I wish that were true but its not. Many specialty physicians are considered contractors and are not covered by insurance. Cardiologists, anesthesiologists, etc. I even asked my health insurance company can I sign a document saying I refuse all care from any practitioner who is not in network and not covered by my insurance. She told me no, but she has been wrong about other stuff. If the person whose job it is to explain insurance is wrong or confused what chance does a patient have?
Medicare isn’t available on the insurance exchanges, you can only get it by being 65 or by having end stage renal disease (maybe a few other conditions).
For people who get insurance via work, I don’t think they can get on the exchanges. I don’t know.
Many exchange plans do not cover out of network costs.
The ACA did almost nothing to stop balance billing, narrow networks, etc. If anything it probably made them worse.
You can also qualify for Medicare by being on SSA disability for 25 consecutive months. And re the balance billing; what a lot of people don’t realize is that even if the insurance company agrees to pay an OON provider at the INN rate it doesn’t mean the provider actually has to accept that rate, usually they can still go after the patient for the difference.
I wonder if there is an equivalent of the Laffer curve for health insurance. If health insurance covers too many services, then people can’t afford it and nobody buys health insurance. If it covers too few services, then people realize ‘what is the point of buying insurance’ and nobody buys it since they will go bankrupt once they get cancer anyway. Why not save your money and go on medicaid if you get sick. I’ve heard several people talk about the latter, how they went w/o insurance for years, saved endless tens of thousands of dollars by not paying premiums and when they got truly sick they went on a public plan while their friends who paid into insurance for years ended up bankrupt because insurance didn’t cover everything and eventually went on a public plan. Same outcome, but person A saved thousands in the process.
The US seems to be moving further and further into the latter category. The only way to make insurance ‘affordable’ is to create narrower and narrower networks, and cover fewer and fewer things.

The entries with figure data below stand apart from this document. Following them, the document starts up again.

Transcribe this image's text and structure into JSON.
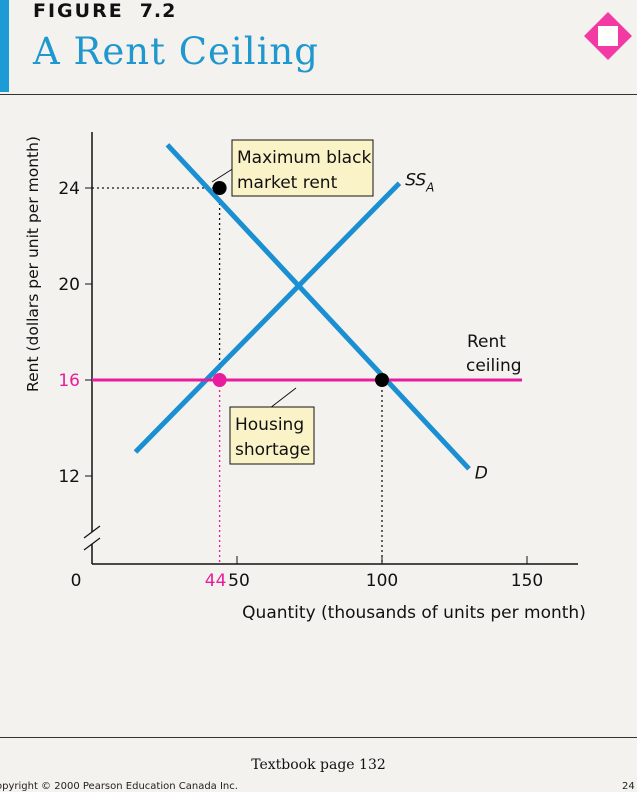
{
  "header": {
    "figure_label": "FIGURE",
    "figure_number": "7.2",
    "title": "A Rent Ceiling"
  },
  "footer": {
    "page_ref": "Textbook page 132",
    "copyright": "opyright © 2000 Pearson Education Canada Inc.",
    "page_number": "24"
  },
  "colors": {
    "accent": "#1d9bd6",
    "curve": "#1a8fd2",
    "ceiling": "#e81c9c",
    "point": "#000000"
  },
  "chart_data": {
    "type": "line",
    "xlabel": "Quantity (thousands of units per month)",
    "ylabel": "Rent (dollars per unit per month)",
    "xlim": [
      0,
      160
    ],
    "ylim": [
      8,
      26
    ],
    "axis_break": true,
    "x_ticks": [
      0,
      44,
      50,
      100,
      150
    ],
    "y_ticks": [
      12,
      16,
      20,
      24
    ],
    "series": [
      {
        "name": "SS",
        "subscript": "A",
        "points": [
          [
            15,
            13
          ],
          [
            106,
            24.2
          ]
        ]
      },
      {
        "name": "D",
        "points": [
          [
            26,
            25.8
          ],
          [
            130,
            12.3
          ]
        ]
      },
      {
        "name": "Rent ceiling",
        "points": [
          [
            0,
            16
          ],
          [
            150,
            16
          ]
        ]
      }
    ],
    "points": [
      {
        "x": 44,
        "y": 24,
        "color": "#000000"
      },
      {
        "x": 44,
        "y": 16,
        "color": "#e81c9c"
      },
      {
        "x": 100,
        "y": 16,
        "color": "#000000"
      }
    ],
    "annotations": {
      "black_market": {
        "line1": "Maximum black",
        "line2": "market rent"
      },
      "shortage": {
        "line1": "Housing",
        "line2": "shortage"
      },
      "ceiling": {
        "line1": "Rent",
        "line2": "ceiling"
      }
    }
  }
}
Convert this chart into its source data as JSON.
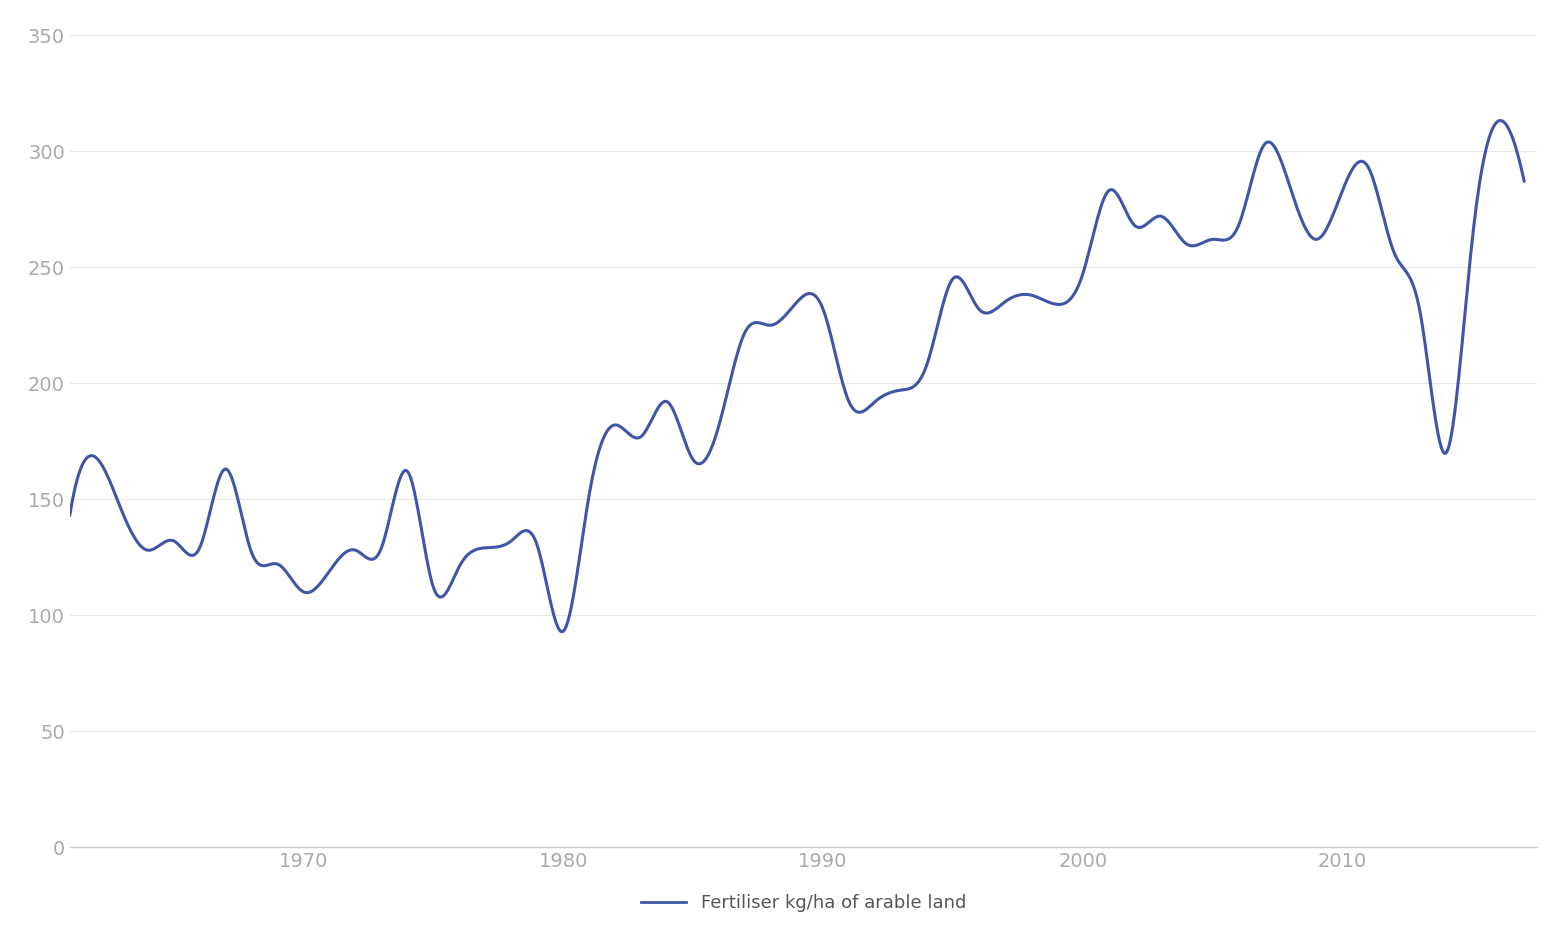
{
  "years": [
    1961,
    1962,
    1963,
    1964,
    1965,
    1966,
    1967,
    1968,
    1969,
    1970,
    1971,
    1972,
    1973,
    1974,
    1975,
    1976,
    1977,
    1978,
    1979,
    1980,
    1981,
    1982,
    1983,
    1984,
    1985,
    1986,
    1987,
    1988,
    1989,
    1990,
    1991,
    1992,
    1993,
    1994,
    1995,
    1996,
    1997,
    1998,
    1999,
    2000,
    2001,
    2002,
    2003,
    2004,
    2005,
    2006,
    2007,
    2008,
    2009,
    2010,
    2011,
    2012,
    2013,
    2014,
    2015,
    2016,
    2017
  ],
  "values": [
    143,
    168,
    145,
    128,
    132,
    129,
    163,
    127,
    122,
    110,
    119,
    128,
    129,
    162,
    112,
    121,
    129,
    132,
    130,
    93,
    152,
    182,
    177,
    192,
    167,
    182,
    222,
    225,
    235,
    232,
    192,
    192,
    197,
    208,
    245,
    232,
    235,
    238,
    234,
    247,
    283,
    268,
    272,
    260,
    262,
    268,
    303,
    284,
    262,
    283,
    293,
    256,
    230,
    170,
    262,
    313,
    287
  ],
  "line_color": "#4055a8",
  "line_width": 2.2,
  "background_color": "#ffffff",
  "ylim": [
    0,
    350
  ],
  "yticks": [
    0,
    50,
    100,
    150,
    200,
    250,
    300,
    350
  ],
  "xlim_start": 1961,
  "xlim_end": 2017.5,
  "xtick_years": [
    1970,
    1980,
    1990,
    2000,
    2010
  ],
  "legend_label": "Fertiliser kg/ha of arable land",
  "tick_color": "#aaaaaa",
  "tick_fontsize": 14,
  "legend_fontsize": 13,
  "smooth_sigma": 1.0
}
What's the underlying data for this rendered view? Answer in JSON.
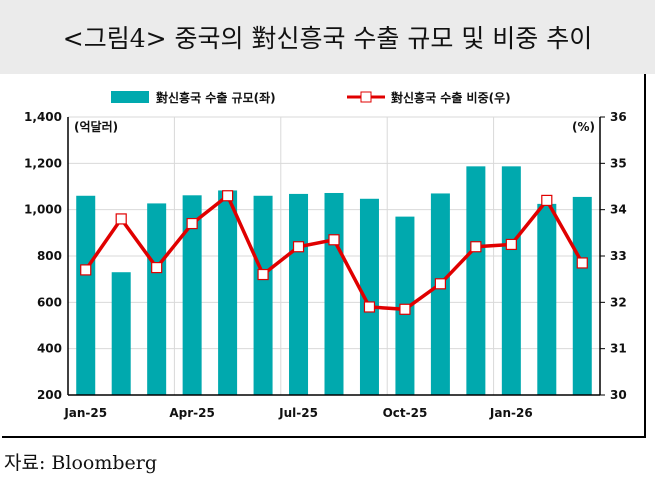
{
  "title": "<그림4> 중국의 對신흥국 수출 규모 및 비중 추이",
  "source": "자료: Bloomberg",
  "chart_data": {
    "type": "bar+line",
    "categories": [
      "Jan-25",
      "Feb-25",
      "Mar-25",
      "Apr-25",
      "May-25",
      "Jun-25",
      "Jul-25",
      "Aug-25",
      "Sep-25",
      "Oct-25",
      "Nov-25",
      "Dec-25",
      "Jan-26",
      "Feb-26",
      "Mar-26"
    ],
    "x_tick_labels": [
      "Jan-25",
      "Apr-25",
      "Jul-25",
      "Oct-25",
      "Jan-26"
    ],
    "series": [
      {
        "name": "對신흥국 수출 규모(좌)",
        "type": "bar",
        "axis": "left",
        "color": "#00A9AE",
        "values": [
          1060,
          730,
          1027,
          1062,
          1083,
          1060,
          1068,
          1072,
          1047,
          970,
          1070,
          1187,
          1187,
          1025,
          1055
        ]
      },
      {
        "name": "對신흥국 수출 비중(우)",
        "type": "line",
        "axis": "right",
        "color": "#E00000",
        "values": [
          32.7,
          33.8,
          32.75,
          33.7,
          34.3,
          32.6,
          33.2,
          33.35,
          31.9,
          31.85,
          32.4,
          33.2,
          33.25,
          34.2,
          32.85
        ]
      }
    ],
    "left_axis": {
      "unit": "(억달러)",
      "ylim": [
        200,
        1400
      ],
      "ticks": [
        "200",
        "400",
        "600",
        "800",
        "1,000",
        "1,200",
        "1,400"
      ]
    },
    "right_axis": {
      "unit": "(%)",
      "ylim": [
        30,
        36
      ],
      "ticks": [
        "30",
        "31",
        "32",
        "33",
        "34",
        "35",
        "36"
      ]
    },
    "legend_position": "top",
    "grid": true
  }
}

All these things leave patients with insurance that either won’t let them get treated, or that hands them the bill after treatment is over. Balance billing, drive by doctoring, narrow networks, etc. are going to get worse and worse. Plus as insurance tries to cut down costs by cutting DR reimbursements, that will increase DR incentive to engage in OON charges. Why work on an in network or medicaid or medicare patient for $30 when you can spend 5 minutes with a patient who is OON and charge them $200 for it?
The entire system in the US is unsustainable, the question is when/how will it collapse and be reformed?